Calgary by Wikimedia Commons
Three years ago, the federal government was busily encouraging more people to enter the housing market with a tax credit for first-time homebuyers and an increase in the amount they could borrow from their registered retirement-savings plan. It also indirectly encouraged home-equity loans through a tax credit for home renovations. In 2010, when fears of recession were dissipating, Mr. Flaherty said he wanted “to discourage the tendency some people have to use a home as an ATM, or buy three or four condos on speculation.”
At an October news conference, he said Canada as a whole does not face a housing bubble that requires government action. Asked what would constitute evidence of a bubble, Mr. Flaherty said: “If we saw dramatic surges in prices in some part of the country. There’s some demand in Vancouver in particular, particularly from the Asian people coming to Canada who are investing in real estate. So there’s some demand there that is unusual in terms of the entire country, but overall across the country there’s been some moderation, which is good." Given low interest rates, the level of housing demand in Canada is not surprising, the Finance Minister of Canada said in 2011. But he added, “We have seen in the past year some softening in the Canadian housing market, in part due to the tightening of the insured mortgage market rules that we did earlier this year… That’s an appropriate result from that tightening.”
Housing Market Prognosis
According to Royal LePage House Price Survey, Vancouver continued to experience some of Canada’s largest year-over-year price increases, ranging from the standard condominiums rising 10.7 per cent to detached bungalows rising 14.1 per cent. At the end of 2012, average house prices in Vancouver are forecast to be 2.3 per cent higher than 2011.

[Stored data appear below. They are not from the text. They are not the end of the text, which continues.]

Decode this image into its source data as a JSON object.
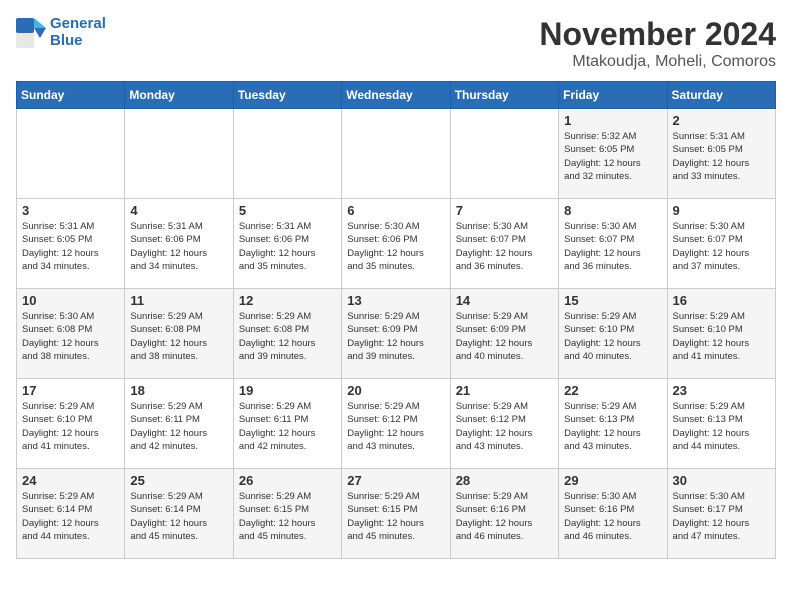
{
  "logo": {
    "line1": "General",
    "line2": "Blue"
  },
  "title": "November 2024",
  "subtitle": "Mtakoudja, Moheli, Comoros",
  "days_of_week": [
    "Sunday",
    "Monday",
    "Tuesday",
    "Wednesday",
    "Thursday",
    "Friday",
    "Saturday"
  ],
  "weeks": [
    [
      {
        "day": "",
        "info": ""
      },
      {
        "day": "",
        "info": ""
      },
      {
        "day": "",
        "info": ""
      },
      {
        "day": "",
        "info": ""
      },
      {
        "day": "",
        "info": ""
      },
      {
        "day": "1",
        "info": "Sunrise: 5:32 AM\nSunset: 6:05 PM\nDaylight: 12 hours\nand 32 minutes."
      },
      {
        "day": "2",
        "info": "Sunrise: 5:31 AM\nSunset: 6:05 PM\nDaylight: 12 hours\nand 33 minutes."
      }
    ],
    [
      {
        "day": "3",
        "info": "Sunrise: 5:31 AM\nSunset: 6:05 PM\nDaylight: 12 hours\nand 34 minutes."
      },
      {
        "day": "4",
        "info": "Sunrise: 5:31 AM\nSunset: 6:06 PM\nDaylight: 12 hours\nand 34 minutes."
      },
      {
        "day": "5",
        "info": "Sunrise: 5:31 AM\nSunset: 6:06 PM\nDaylight: 12 hours\nand 35 minutes."
      },
      {
        "day": "6",
        "info": "Sunrise: 5:30 AM\nSunset: 6:06 PM\nDaylight: 12 hours\nand 35 minutes."
      },
      {
        "day": "7",
        "info": "Sunrise: 5:30 AM\nSunset: 6:07 PM\nDaylight: 12 hours\nand 36 minutes."
      },
      {
        "day": "8",
        "info": "Sunrise: 5:30 AM\nSunset: 6:07 PM\nDaylight: 12 hours\nand 36 minutes."
      },
      {
        "day": "9",
        "info": "Sunrise: 5:30 AM\nSunset: 6:07 PM\nDaylight: 12 hours\nand 37 minutes."
      }
    ],
    [
      {
        "day": "10",
        "info": "Sunrise: 5:30 AM\nSunset: 6:08 PM\nDaylight: 12 hours\nand 38 minutes."
      },
      {
        "day": "11",
        "info": "Sunrise: 5:29 AM\nSunset: 6:08 PM\nDaylight: 12 hours\nand 38 minutes."
      },
      {
        "day": "12",
        "info": "Sunrise: 5:29 AM\nSunset: 6:08 PM\nDaylight: 12 hours\nand 39 minutes."
      },
      {
        "day": "13",
        "info": "Sunrise: 5:29 AM\nSunset: 6:09 PM\nDaylight: 12 hours\nand 39 minutes."
      },
      {
        "day": "14",
        "info": "Sunrise: 5:29 AM\nSunset: 6:09 PM\nDaylight: 12 hours\nand 40 minutes."
      },
      {
        "day": "15",
        "info": "Sunrise: 5:29 AM\nSunset: 6:10 PM\nDaylight: 12 hours\nand 40 minutes."
      },
      {
        "day": "16",
        "info": "Sunrise: 5:29 AM\nSunset: 6:10 PM\nDaylight: 12 hours\nand 41 minutes."
      }
    ],
    [
      {
        "day": "17",
        "info": "Sunrise: 5:29 AM\nSunset: 6:10 PM\nDaylight: 12 hours\nand 41 minutes."
      },
      {
        "day": "18",
        "info": "Sunrise: 5:29 AM\nSunset: 6:11 PM\nDaylight: 12 hours\nand 42 minutes."
      },
      {
        "day": "19",
        "info": "Sunrise: 5:29 AM\nSunset: 6:11 PM\nDaylight: 12 hours\nand 42 minutes."
      },
      {
        "day": "20",
        "info": "Sunrise: 5:29 AM\nSunset: 6:12 PM\nDaylight: 12 hours\nand 43 minutes."
      },
      {
        "day": "21",
        "info": "Sunrise: 5:29 AM\nSunset: 6:12 PM\nDaylight: 12 hours\nand 43 minutes."
      },
      {
        "day": "22",
        "info": "Sunrise: 5:29 AM\nSunset: 6:13 PM\nDaylight: 12 hours\nand 43 minutes."
      },
      {
        "day": "23",
        "info": "Sunrise: 5:29 AM\nSunset: 6:13 PM\nDaylight: 12 hours\nand 44 minutes."
      }
    ],
    [
      {
        "day": "24",
        "info": "Sunrise: 5:29 AM\nSunset: 6:14 PM\nDaylight: 12 hours\nand 44 minutes."
      },
      {
        "day": "25",
        "info": "Sunrise: 5:29 AM\nSunset: 6:14 PM\nDaylight: 12 hours\nand 45 minutes."
      },
      {
        "day": "26",
        "info": "Sunrise: 5:29 AM\nSunset: 6:15 PM\nDaylight: 12 hours\nand 45 minutes."
      },
      {
        "day": "27",
        "info": "Sunrise: 5:29 AM\nSunset: 6:15 PM\nDaylight: 12 hours\nand 45 minutes."
      },
      {
        "day": "28",
        "info": "Sunrise: 5:29 AM\nSunset: 6:16 PM\nDaylight: 12 hours\nand 46 minutes."
      },
      {
        "day": "29",
        "info": "Sunrise: 5:30 AM\nSunset: 6:16 PM\nDaylight: 12 hours\nand 46 minutes."
      },
      {
        "day": "30",
        "info": "Sunrise: 5:30 AM\nSunset: 6:17 PM\nDaylight: 12 hours\nand 47 minutes."
      }
    ]
  ]
}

While 2011 was a very strong year for price growth, over the past five years, including the recessionary period, Canada’s average home prices have grown by only 3.5 per cent compounded annually, well below the long term average rate of appreciation. Canada’s GDP has also grown modestly over the same period and the economy is expected to expand by approximately 2 per cent in 2012. While unemployment remains stubbornly higher than pre-recession levels, sustained employment at today’s levels in a low interest rate environment can be expected to support continued average house price appreciation across the country.

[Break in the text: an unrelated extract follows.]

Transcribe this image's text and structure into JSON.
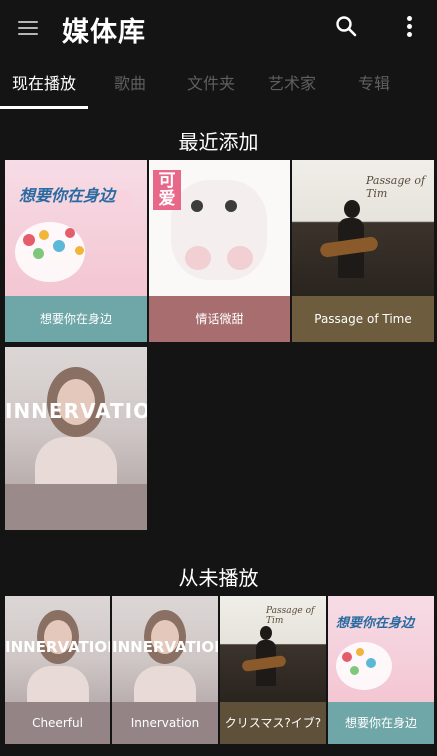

Flaherty’s Conclusion: No Government Intervention for the Time Being
Calgary House by Bill Longstaff
Regardless of these unfavourable trends, Canada’s finance minister said recently that he has seen signs of moderation in the Toronto condominium market and expects to see a similar trend in Vancouver, one of the country’s hottest real estate markets. “Part of that is based on what I’m being told by people who build condominiums, and also what I’m being told by some of our banks about their standards becoming more stringent with respect to their loans for condominium development,” Mr. Flaherty told reporters in Vancouver after making a speech there.

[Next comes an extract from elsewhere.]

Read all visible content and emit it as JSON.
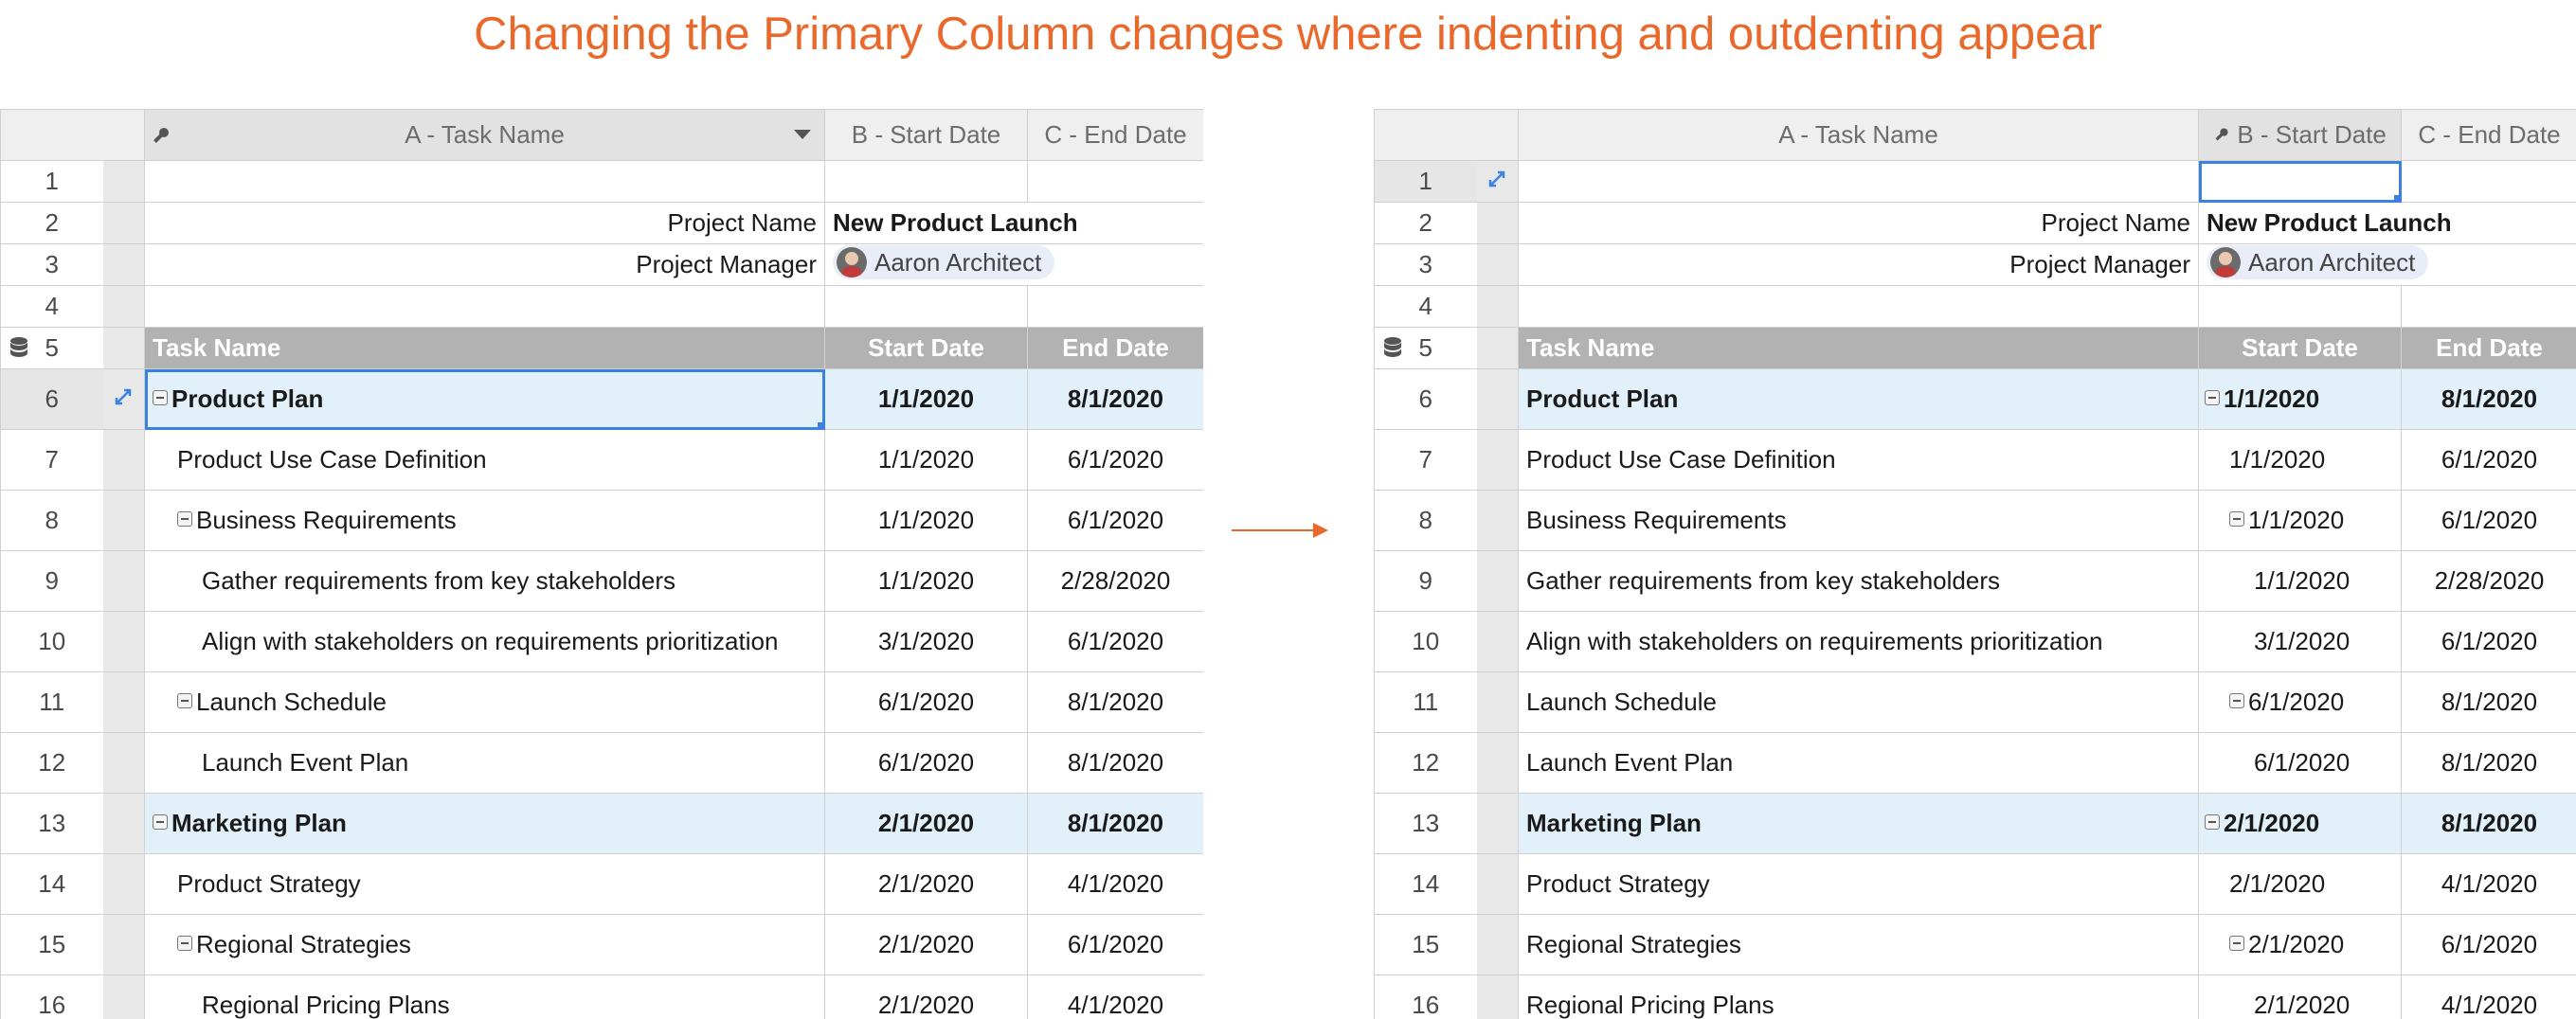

The verdict is clear: He would rather not tighten mortgage rules again to curb high household debt and banks themselves must take on that job by becoming more strict with their lending criteria. “I’ve tightened up the mortgage insurance market three times… I really don’t want to do it again,” he said. “I find it a bit off that some of the bank executives are taking the position that the Minister of Finance or the government somehow should tell them how to run their business,” Jim Flaherty said at a news conference in Stittsville. "It’s their market. It’s not my market. They decide what they want to charge in interest rates. They’re the ones who make the profits out of this business, so I do find it a bit much when some of the bank executives turn to the government, the Minister of Finance, and say, ‘You ought to change the rules and make it tighter.’”
Despite some resemblance to the U.S. housing market prior to the crash, most economists expect a soft landing in Canada.